À Mons, certains événements misent sur la grandeur et la mise en scène. D’autres préfèrent la proximité, le plaisir du moment partagé et la découverte sans filtre. Le Festival Courtes Formes appartient clairement à cette seconde catégorie. Durant six jours, du mardi 18 au dimanche 23, L’Écho des Murs ouvre ses portes à une série de petites formes théâtrales, musicales et performatives. Trois spectacles de trente minutes par jour, des pauses au bar pour respirer, discuter, refaire le monde, et une atmosphère qui rappelle pourquoi on aime tant voir des artistes jouer tout près de nous. L’entrée est entièrement gratuite. La participation au chapeau permet simplement de soutenir celles et ceux qui se présentent sur scène.
Un festival qui va à l’essentiel
Le concept est d’une simplicité rafraîchissante. Neuf mini-spectacles, tous différents, tous autonomes. Le public navigue d’un univers à l’autre, sans hiérarchie, sans attente démesurée. Une forme courte, par définition, doit aller droit au cœur. C’est ce qui rend ces propositions si vivantes. On assiste à un geste artistique, souvent brut, parfois tendre, parfois déroutant, mais toujours sincère. Chaque jour fonctionne comme un trio de rencontres. Le public n’a qu’à se laisser guider.
Les spectacles de cette édition
- Le p’tit Joseph ouvre la marche avec la générosité propre à Joseph Collard. Son clown s’adresse à toutes et tous, et c’est le public qui décide ce qu’il veut lui demander. Ce rapport direct rappelle les grandes figures du clown contemporain, celles qui jouent avec le réel plutôt qu’avec des effets.
- Belgitude arrive ensuite avec un regard amusé et parfois piquant sur une Wallonie qu’on croit connaître. Maya De Waele et Benjamin Poignard agissent comme deux guides décalés, accompagnés par Olivier et Loris Douyez, pour un voyage où l’humour sert de carte routière.
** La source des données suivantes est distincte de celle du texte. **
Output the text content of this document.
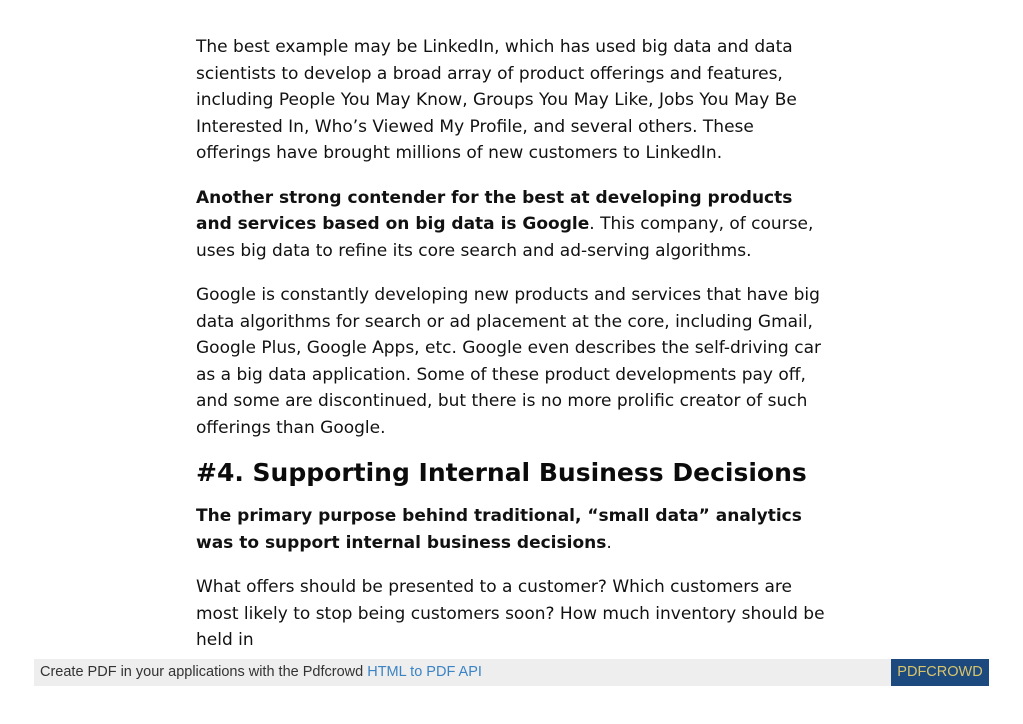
The best example may be LinkedIn, which has used big data and data scientists to develop a broad array of product offerings and features, including People You May Know, Groups You May Like, Jobs You May Be Interested In, Who’s Viewed My Profile, and several others. These offerings have brought millions of new customers to LinkedIn.

Another strong contender for the best at developing products and services based on big data is Google. This company, of course, uses big data to refine its core search and ad-serving algorithms.

Google is constantly developing new products and services that have big data algorithms for search or ad placement at the core, including Gmail, Google Plus, Google Apps, etc. Google even describes the self-driving car as a big data application. Some of these product developments pay off, and some are discontinued, but there is no more prolific creator of such offerings than Google.

#4. Supporting Internal Business Decisions

The primary purpose behind traditional, “small data” analytics was to support internal business decisions.

What offers should be presented to a customer? Which customers are most likely to stop being customers soon? How much inventory should be held in

Create PDF in your applications with the Pdfcrowd HTML to PDF API	PDFCROWD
- Secret prend une direction beaucoup plus intime. La création explore tout ce qui ne se dit pas, non pas par peur mais par certitude que personne ne comprendrait. Lara Cowez accompagne cette forme délicate où le silence prend autant d’importance que la parole.
- Crâne convoque Victor Hugo et sa phrase issue des Misérables. Toute l’anarchie est dans le gamin. Sous la direction de Hugues Chamart, une distribution énergique donne vie à un spectacle tendu, habité, presque musical dans sa manière d’alterner violence, fragilité et chaos intérieur.
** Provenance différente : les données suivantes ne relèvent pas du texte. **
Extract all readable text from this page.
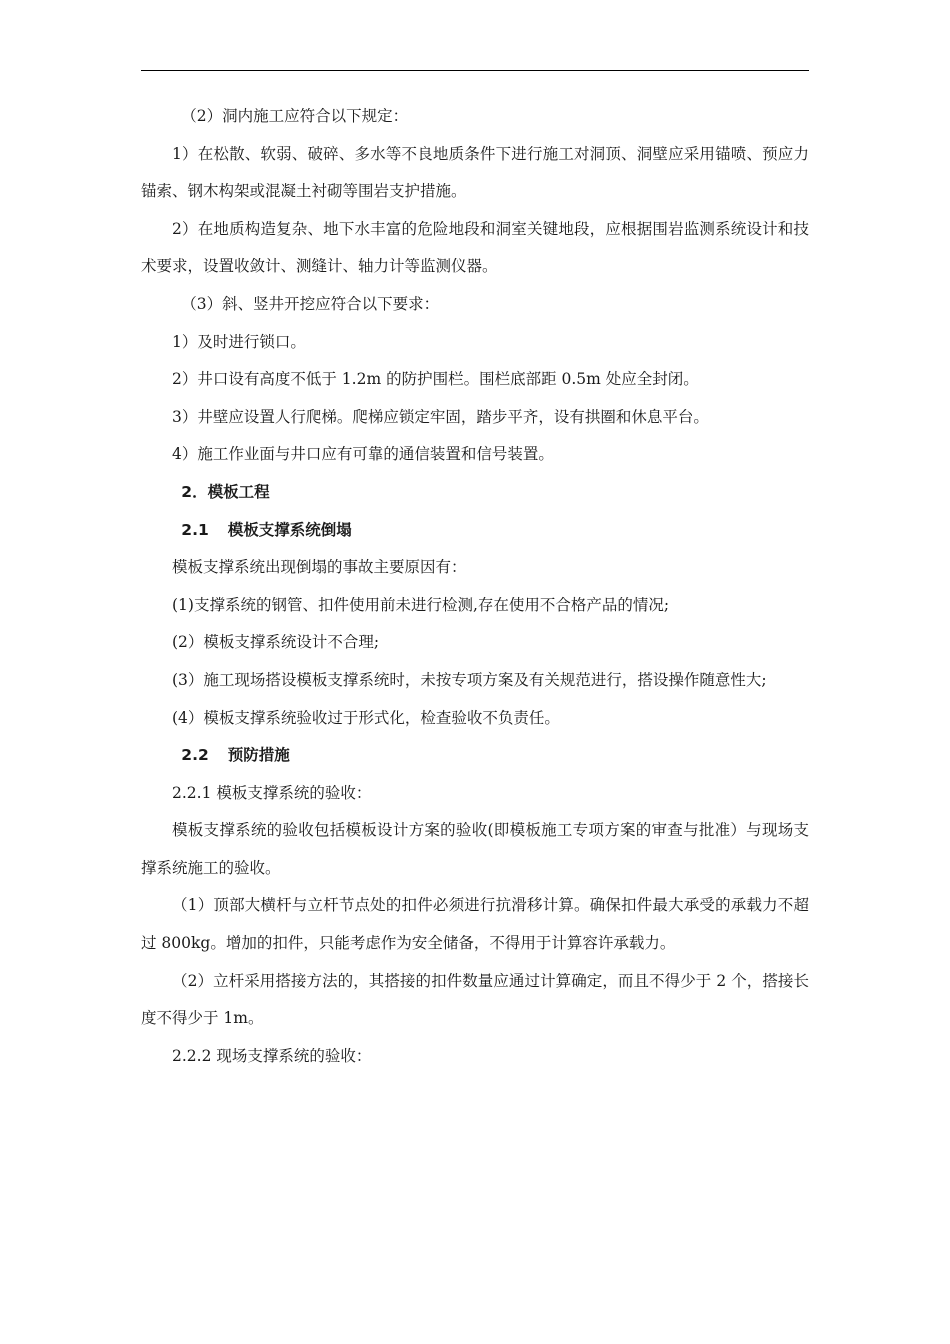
（2）洞内施工应符合以下规定：

1）在松散、软弱、破碎、多水等不良地质条件下进行施工对洞顶、洞壁应采用锚喷、预应力锚索、钢木构架或混凝土衬砌等围岩支护措施。

2）在地质构造复杂、地下水丰富的危险地段和洞室关键地段，应根据围岩监测系统设计和技术要求，设置收敛计、测缝计、轴力计等监测仪器。

（3）斜、竖井开挖应符合以下要求：

1）及时进行锁口。

2）井口设有高度不低于 1.2m 的防护围栏。围栏底部距 0.5m 处应全封闭。

3）井壁应设置人行爬梯。爬梯应锁定牢固，踏步平齐，设有拱圈和休息平台。

4）施工作业面与井口应有可靠的通信装置和信号装置。

2．模板工程

2.1 模板支撑系统倒塌

模板支撑系统出现倒塌的事故主要原因有：

(1)支撑系统的钢管、扣件使用前未进行检测,存在使用不合格产品的情况;

(2）模板支撑系统设计不合理;

(3）施工现场搭设模板支撑系统时，未按专项方案及有关规范进行，搭设操作随意性大;

(4）模板支撑系统验收过于形式化，检查验收不负责任。

2.2 预防措施

2.2.1 模板支撑系统的验收：

模板支撑系统的验收包括模板设计方案的验收(即模板施工专项方案的审查与批准）与现场支撑系统施工的验收。

（1）顶部大横杆与立杆节点处的扣件必须进行抗滑移计算。确保扣件最大承受的承载力不超过 800kg。增加的扣件，只能考虑作为安全储备，不得用于计算容许承载力。

（2）立杆采用搭接方法的，其搭接的扣件数量应通过计算确定，而且不得少于 2 个，搭接长度不得少于 1m。

2.2.2 现场支撑系统的验收：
- Peepshow, porté par Julien Vanbreuseghem, se présente comme une plongée dans une tête qui cogite beaucoup trop. C’est une sorte d’autopsie créative où les idées s’empilent, se mélangent, se questionnent à haute voix.
- Triptyque Il raconte l’histoire d’une femme, d’un homme et d’une ville. Daniel Decot compose une pièce qui ressemble à un film en mouvement, accompagnée par les voix et les présences d’Ariane Théry et de Raffaele Giuliani. Les chansons originales ajoutent une note presque urbaine à cet entre-deux amoureux.
- Leelou et Loris apportent une respiration musicale. Elle chante, lui façonne le paysage au clavier. L’ensemble touche à quelque chose de très simple et très vrai, presque comme une bande-son écrite pour les fins de soirée.
- L’Orchestre d’accordéons de l’École ARTS, guidé par Olivier Douyez et accompagné par Marco Taillebuis au saxophone, propose un moment collectif lumineux. L’accordéon, souvent sous-estimé, prend ici une ampleur surprenante.
- Enfin, Olivier Bonjour clôture avec des textes de Paul K, de Janusz Korczak et de Jonathan Carrier. Sa présence donne à entendre des mots qui résonnent longtemps après la sortie du lieu. Une forme plus épurée, mais d’une intensité qui tient sans artifices.
Un rendez-vous qui privilégie le partage
Le Festival Courtes Formes fonctionne parce qu’il ne cherche pas à impressionner. Il cherche à rassembler. Même dans sa gratuité, il reste exigeant et sincère. Le public revient souvent d’un jour à l’autre parce qu’il sait qu’il trouvera toujours quelque chose de différent. On rencontre des artistes, on croise des habitués, on discute avec des inconnus autour d’un verre. C’est une proposition qui s’inscrit parfaitement dans l’esprit montois. Une envie de culture vivante, proche, accessible.
Conclusion
Durant six jours, L’Écho des Murs devient un petit théâtre du possible. Chaque soirée offre trois portes d’entrée vers des univers très différents. Ensemble, ces neuf formes courtes racontent quelque chose de plus large : la vitalité des artistes locaux, la curiosité du public, et le plaisir simple d’assister à un moment unique. Le festival n’attend plus que celles et ceux qui aiment être surpris.
Les portes sont ouvertes. À vous de pousser la vôtre.